I have been reading this forum for about a month now and i would like some opinions.

I am a 32 year old male and I am currently thinking I might have ALS and cannot get it out of my head. It started with occasional muscle numbness and tingling with both hands and weakness in my legs and some fasiculations. When i try to work out my muscles get sore after and take a longer time for me to recover. Sometimes when i take a deep breathe my right shoulder blade or the right side of my neck hurts. after 2 weeks of onset I went to a neurologist on March 10th. They did an ncv of my hands and elbow and found what they diagnosed as motor nerver conductions studies reveal mild moderate prolongation of right left median distal motor latenceys(at the wrists), F wave studies of bilateral median and ulnar nerves are within normal limits, sensory nerve conduction studies reveal mild right median conductiion velocity slowing.. They did a needle EMG of my hands my right tricep and my c7 and c8 left and right paraspinal. Needle electromypgrahpy of the arms and cervical paraspinal musculature is normal. No evidence of ulnar neuropathy or lower cervical radiculopathy.

Evidence supports Carpal tunnel Syndrome.

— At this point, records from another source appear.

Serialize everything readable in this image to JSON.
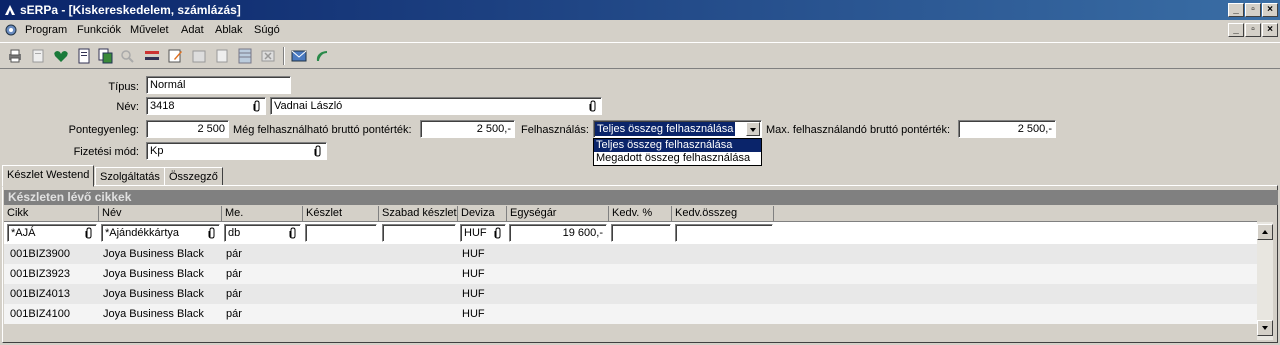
{
  "window": {
    "title": "sERPa - [Kiskereskedelem, számlázás]"
  },
  "menu": [
    "Program",
    "Funkciók",
    "Művelet",
    "Adat",
    "Ablak",
    "Súgó"
  ],
  "toolbar": {
    "icons": [
      "print-icon",
      "print-preview-icon",
      "heart-check-icon",
      "document-icon",
      "copy-doc-icon",
      "search-icon",
      "transfer-icon",
      "edit-icon",
      "calculator-icon",
      "import-icon",
      "table-icon",
      "delete-icon",
      "mail-icon",
      "phone-icon"
    ]
  },
  "form": {
    "tipus_label": "Típus:",
    "tipus_value": "Normál",
    "nev_label": "Név:",
    "nev_code": "3418",
    "nev_name": "Vadnai László",
    "pontegyenleg_label": "Pontegyenleg:",
    "pontegyenleg_value": "2 500",
    "meg_label": "Még felhasználható bruttó pontérték:",
    "meg_value": "2 500,-",
    "felhasznalas_label": "Felhasználás:",
    "felhasznalas_value": "Teljes összeg felhasználása",
    "max_label": "Max. felhasználandó bruttó pontérték:",
    "max_value": "2 500,-",
    "fizetesi_label": "Fizetési mód:",
    "fizetesi_value": "Kp",
    "dropdown_options": [
      "Teljes összeg felhasználása",
      "Megadott összeg felhasználása"
    ]
  },
  "tabs": [
    "Készlet Westend",
    "Szolgáltatás",
    "Összegző"
  ],
  "grid": {
    "title": "Készleten lévő cikkek",
    "columns": [
      "Cikk",
      "Név",
      "Me.",
      "Készlet",
      "Szabad készlet",
      "Deviza",
      "Egységár",
      "Kedv. %",
      "Kedv.összeg"
    ],
    "filters": {
      "cikk": "*AJÁ",
      "nev": "*Ajándékkártya",
      "me": "db",
      "keszlet": "",
      "szabad": "",
      "deviza": "HUF",
      "egysegar": "19 600,-",
      "kedv_pct": "",
      "kedv_osszeg": ""
    },
    "rows": [
      {
        "cikk": "001BIZ3900",
        "nev": "Joya Business Black",
        "me": "pár",
        "deviza": "HUF"
      },
      {
        "cikk": "001BIZ3923",
        "nev": "Joya Business Black",
        "me": "pár",
        "deviza": "HUF"
      },
      {
        "cikk": "001BIZ4013",
        "nev": "Joya Business Black",
        "me": "pár",
        "deviza": "HUF"
      },
      {
        "cikk": "001BIZ4100",
        "nev": "Joya Business Black",
        "me": "pár",
        "deviza": "HUF"
      }
    ]
  }
}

The Neurologist team also did an emg on my legs which stated that all f wave latencies were within normal limits, evalutation of left peroneal motor the left tibial motor and left sural sensory nevers were unremarkable. All examined muscles showed no evidence of electronic instability(they did a total of 8 leg muscles). there is no evidence for lumbosacral radiculpathy or motor neuronpathy.

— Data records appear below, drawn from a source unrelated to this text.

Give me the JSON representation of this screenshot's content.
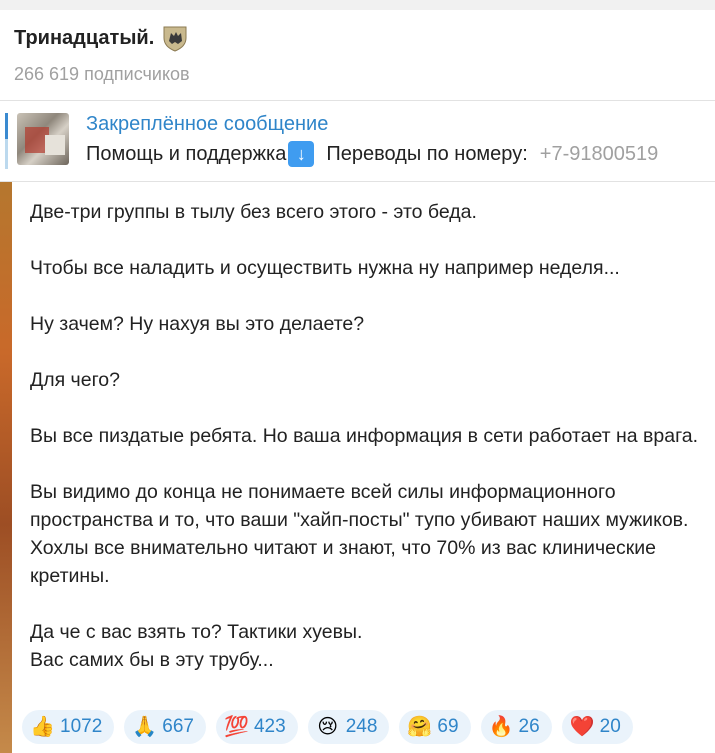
{
  "channel": {
    "title": "Тринадцатый.",
    "subscribers": "266 619 подписчиков",
    "badge_icon": "wolf-shield-icon"
  },
  "pinned": {
    "title": "Закреплённое сообщение",
    "text": "Помощь и поддержка",
    "arrow_icon": "down-arrow-emoji",
    "transfer_label": "Переводы по номеру:",
    "phone": "+7-91800519"
  },
  "message": {
    "paragraphs": [
      "Две-три группы в тылу без всего этого - это беда.",
      "Чтобы все наладить и осуществить нужна ну например неделя...",
      "Ну зачем? Ну нахуя вы это делаете?",
      "Для чего?",
      "Вы все пиздатые ребята. Но ваша информация в сети работает на врага.",
      "Вы видимо до конца не понимаете всей силы информационного пространства и то, что ваши \"хайп-посты\" тупо убивают наших мужиков. Хохлы все внимательно читают и знают, что 70% из вас клинические кретины."
    ],
    "last_line_1": "Да че с вас взять то? Тактики хуевы.",
    "last_line_2": "Вас самих бы в эту трубу..."
  },
  "reactions": [
    {
      "emoji": "👍",
      "icon": "thumbs-up-emoji",
      "count": "1072"
    },
    {
      "emoji": "🙏",
      "icon": "pray-emoji",
      "count": "667"
    },
    {
      "emoji": "💯",
      "icon": "hundred-emoji",
      "count": "423"
    },
    {
      "emoji": "😢",
      "icon": "crying-emoji",
      "count": "248"
    },
    {
      "emoji": "🤗",
      "icon": "hug-emoji",
      "count": "69"
    },
    {
      "emoji": "🔥",
      "icon": "fire-emoji",
      "count": "26"
    },
    {
      "emoji": "❤️",
      "icon": "heart-emoji",
      "count": "20"
    }
  ],
  "colors": {
    "accent": "#2f85c9",
    "reaction_bg": "#eaf3fb",
    "muted": "#a0a0a0"
  }
}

My concern is that I have continued weakness in my legs and fasicualtions throughout my body 3 weeks later. Could the EMG have missed something? was the EMG thorough enough? lately i feel my throat tightning ,my face has been twitching as well occasionaly and I have had some difficulty swallowing. Three days ago I was talking to a friend and when I turned I felt a pull in my neck muscle,a pain in the back of my neck and it jerked my jaw down for a quick second; the next morning Iwoke up with a very bad headache and now Iam congested. I have went to two other neuromusular specialists in NYC and both have done physical examinations and have said my strength is fine and they see no sign of ALS.

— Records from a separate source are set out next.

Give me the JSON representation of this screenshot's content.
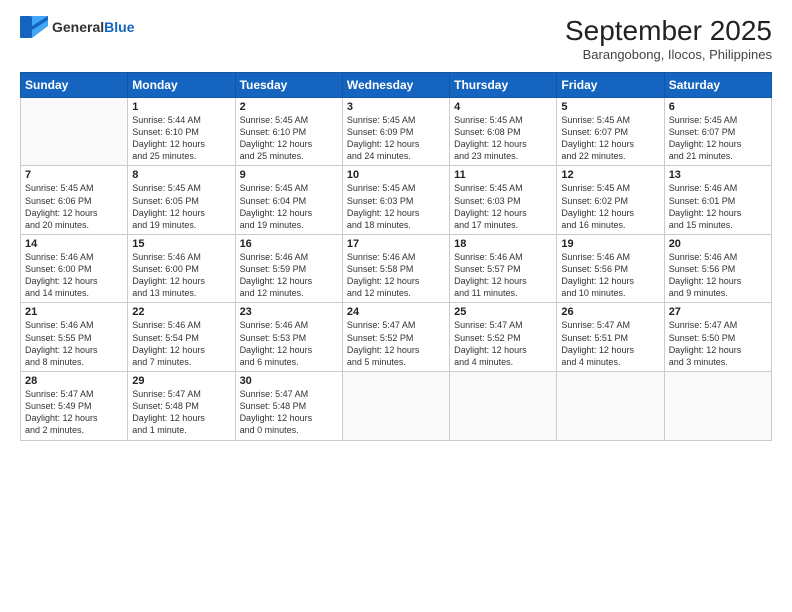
{
  "logo": {
    "general": "General",
    "blue": "Blue"
  },
  "title": "September 2025",
  "subtitle": "Barangobong, Ilocos, Philippines",
  "weekdays": [
    "Sunday",
    "Monday",
    "Tuesday",
    "Wednesday",
    "Thursday",
    "Friday",
    "Saturday"
  ],
  "weeks": [
    [
      {
        "day": "",
        "content": ""
      },
      {
        "day": "1",
        "content": "Sunrise: 5:44 AM\nSunset: 6:10 PM\nDaylight: 12 hours\nand 25 minutes."
      },
      {
        "day": "2",
        "content": "Sunrise: 5:45 AM\nSunset: 6:10 PM\nDaylight: 12 hours\nand 25 minutes."
      },
      {
        "day": "3",
        "content": "Sunrise: 5:45 AM\nSunset: 6:09 PM\nDaylight: 12 hours\nand 24 minutes."
      },
      {
        "day": "4",
        "content": "Sunrise: 5:45 AM\nSunset: 6:08 PM\nDaylight: 12 hours\nand 23 minutes."
      },
      {
        "day": "5",
        "content": "Sunrise: 5:45 AM\nSunset: 6:07 PM\nDaylight: 12 hours\nand 22 minutes."
      },
      {
        "day": "6",
        "content": "Sunrise: 5:45 AM\nSunset: 6:07 PM\nDaylight: 12 hours\nand 21 minutes."
      }
    ],
    [
      {
        "day": "7",
        "content": "Sunrise: 5:45 AM\nSunset: 6:06 PM\nDaylight: 12 hours\nand 20 minutes."
      },
      {
        "day": "8",
        "content": "Sunrise: 5:45 AM\nSunset: 6:05 PM\nDaylight: 12 hours\nand 19 minutes."
      },
      {
        "day": "9",
        "content": "Sunrise: 5:45 AM\nSunset: 6:04 PM\nDaylight: 12 hours\nand 19 minutes."
      },
      {
        "day": "10",
        "content": "Sunrise: 5:45 AM\nSunset: 6:03 PM\nDaylight: 12 hours\nand 18 minutes."
      },
      {
        "day": "11",
        "content": "Sunrise: 5:45 AM\nSunset: 6:03 PM\nDaylight: 12 hours\nand 17 minutes."
      },
      {
        "day": "12",
        "content": "Sunrise: 5:45 AM\nSunset: 6:02 PM\nDaylight: 12 hours\nand 16 minutes."
      },
      {
        "day": "13",
        "content": "Sunrise: 5:46 AM\nSunset: 6:01 PM\nDaylight: 12 hours\nand 15 minutes."
      }
    ],
    [
      {
        "day": "14",
        "content": "Sunrise: 5:46 AM\nSunset: 6:00 PM\nDaylight: 12 hours\nand 14 minutes."
      },
      {
        "day": "15",
        "content": "Sunrise: 5:46 AM\nSunset: 6:00 PM\nDaylight: 12 hours\nand 13 minutes."
      },
      {
        "day": "16",
        "content": "Sunrise: 5:46 AM\nSunset: 5:59 PM\nDaylight: 12 hours\nand 12 minutes."
      },
      {
        "day": "17",
        "content": "Sunrise: 5:46 AM\nSunset: 5:58 PM\nDaylight: 12 hours\nand 12 minutes."
      },
      {
        "day": "18",
        "content": "Sunrise: 5:46 AM\nSunset: 5:57 PM\nDaylight: 12 hours\nand 11 minutes."
      },
      {
        "day": "19",
        "content": "Sunrise: 5:46 AM\nSunset: 5:56 PM\nDaylight: 12 hours\nand 10 minutes."
      },
      {
        "day": "20",
        "content": "Sunrise: 5:46 AM\nSunset: 5:56 PM\nDaylight: 12 hours\nand 9 minutes."
      }
    ],
    [
      {
        "day": "21",
        "content": "Sunrise: 5:46 AM\nSunset: 5:55 PM\nDaylight: 12 hours\nand 8 minutes."
      },
      {
        "day": "22",
        "content": "Sunrise: 5:46 AM\nSunset: 5:54 PM\nDaylight: 12 hours\nand 7 minutes."
      },
      {
        "day": "23",
        "content": "Sunrise: 5:46 AM\nSunset: 5:53 PM\nDaylight: 12 hours\nand 6 minutes."
      },
      {
        "day": "24",
        "content": "Sunrise: 5:47 AM\nSunset: 5:52 PM\nDaylight: 12 hours\nand 5 minutes."
      },
      {
        "day": "25",
        "content": "Sunrise: 5:47 AM\nSunset: 5:52 PM\nDaylight: 12 hours\nand 4 minutes."
      },
      {
        "day": "26",
        "content": "Sunrise: 5:47 AM\nSunset: 5:51 PM\nDaylight: 12 hours\nand 4 minutes."
      },
      {
        "day": "27",
        "content": "Sunrise: 5:47 AM\nSunset: 5:50 PM\nDaylight: 12 hours\nand 3 minutes."
      }
    ],
    [
      {
        "day": "28",
        "content": "Sunrise: 5:47 AM\nSunset: 5:49 PM\nDaylight: 12 hours\nand 2 minutes."
      },
      {
        "day": "29",
        "content": "Sunrise: 5:47 AM\nSunset: 5:48 PM\nDaylight: 12 hours\nand 1 minute."
      },
      {
        "day": "30",
        "content": "Sunrise: 5:47 AM\nSunset: 5:48 PM\nDaylight: 12 hours\nand 0 minutes."
      },
      {
        "day": "",
        "content": ""
      },
      {
        "day": "",
        "content": ""
      },
      {
        "day": "",
        "content": ""
      },
      {
        "day": "",
        "content": ""
      }
    ]
  ]
}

I also had an MRI of my cervical spine which ruled out MS

The symptoms i have feel like they are getting worse would the EMG i had show early signs of ALS or Bulbar onset? Do you think they tested enough parts of the body to diagnos properly. I noticed they did not test the shoulders at all which is a part that is bothering me as well.

Can anyone give advice?

should i get another EMG?

Thank you for the insight.
 
What type of advice can we give you that your doctors haven't already given you? Other than to see your primary care provider to look into some assistance to help you deal with the anxiety you are feeling?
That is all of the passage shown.